Somatic VCF Fields Reported in the Variants Table

Information reported in VariantStudio for VCF files generated by the Illumina cancer analysis pipeline differs from what is reported for other VCF files.

For these files, there is no genotype (GT) or genotype score (GQX). Instead, allelic depths are listed.

Each VCF includes two samples, one of which is a reference and the other is the cancer sample. All reported values are specific to the cancer sample.

The following table lists the VCF fields that are unique to somatic VCF files.

Variants Table Column Heading

VCF File Column or Field Description

Allelic Depth

Based on values in the FORMAT column. Allelic Depth is calculated differently for SNVs and indels:

For SNVs—Based on four values listed as AU:CU:GU:TU in the FORMAT column. These values are listed as two numbers each, separated by a comma, and represent each possible allele in the cancer sample. The Allelic depth column is populated with the full set of numbers, 0,0:0,0:10,10:3,4.
For indels—Two values listed as TAR:TIR in the FORMAT column represent the Ref Allele and Alt Allele, respectively. Only the first number in each value is used. In the example 0,0:12,12, the Ref Allele is 0 and the Alt Allele is 12. Allelic Depth is listed as 0,12.

Alt Read Depth

Based on values in the FORMAT column. Alt Read Depth is calculated differently for SNVs and indels:

For SNVs—Based on the first value from the appropriate Allelic Depth (AU:CU:GU:TU). In the example 0,0:0,0:10,10:3,4, the values are 10,10 for GU and 3,4 for TU. If the Ref Allele is G and the Alt Allele is T, the Alt Read Depth is 3.
For indels—Based on the first value from the appropriate Allelic Depth (TAR:TIR). In the example 0,0:12,12, the Ref Allele is 0 and the Alt Allele is 12. Alt Read Depth is listed as 12.

Alt Variant Freq

For somatic VCF files, allele frequency is calculated from values in the VCF file before data are reported in the Variants table.

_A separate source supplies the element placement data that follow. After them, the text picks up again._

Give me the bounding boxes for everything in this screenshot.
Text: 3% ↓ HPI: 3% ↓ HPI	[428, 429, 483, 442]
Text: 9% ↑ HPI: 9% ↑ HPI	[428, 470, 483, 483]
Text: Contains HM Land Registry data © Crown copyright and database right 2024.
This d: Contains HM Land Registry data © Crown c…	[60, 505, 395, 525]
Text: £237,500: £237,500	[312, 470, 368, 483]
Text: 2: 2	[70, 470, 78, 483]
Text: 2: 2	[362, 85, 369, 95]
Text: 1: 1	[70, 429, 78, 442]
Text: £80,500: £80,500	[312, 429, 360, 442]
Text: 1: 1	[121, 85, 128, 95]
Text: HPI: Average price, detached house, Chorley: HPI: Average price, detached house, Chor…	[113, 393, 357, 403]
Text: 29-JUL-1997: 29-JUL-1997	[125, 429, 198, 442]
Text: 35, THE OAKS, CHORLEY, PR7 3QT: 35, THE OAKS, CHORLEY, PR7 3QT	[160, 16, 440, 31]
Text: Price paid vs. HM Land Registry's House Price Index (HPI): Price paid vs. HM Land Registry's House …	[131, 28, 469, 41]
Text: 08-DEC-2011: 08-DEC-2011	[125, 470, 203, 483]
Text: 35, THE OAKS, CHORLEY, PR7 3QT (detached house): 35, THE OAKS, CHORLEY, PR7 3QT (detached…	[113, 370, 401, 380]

For SNVs—Using only the first values for AU:CU:GU:TU, allele frequency is calculated as (alt allelic depth/(alt allelic depth + ref allelic depth))*100. In the example 0,0:0,0:10,10:3,4, Alt Variant Freq is 23.08% by calculating (3/(3+10))*100.
For indels—Using only the first values for TAR and TIR, allele frequency is calculated as (TIR/(TIR+TAR))*100. In the example 0,0:12,12, Alt Variant Freq is 100% by calculating (12/(12+0))*100.

Genotype

Based on values listed in the INFO column. If SOMATIC is listed in the INFO column, the genotype is listed as somatic (som) in the Variants table.

Quality

Quality is based on different values for SNVs and indels:

For SNVs—Quality is based on the QSS_NT field in the INFO column. This score represents the probability that the SNV exists and is somatic.
For indels—Quality is based on the QSI_NT field in the INFO column. This score represents the probability that the indel exists and is somatic.

Read Depth

For SNVs and indels, Read Depth is extracted from values listed for DP in the FORMAT column of the cancer sample.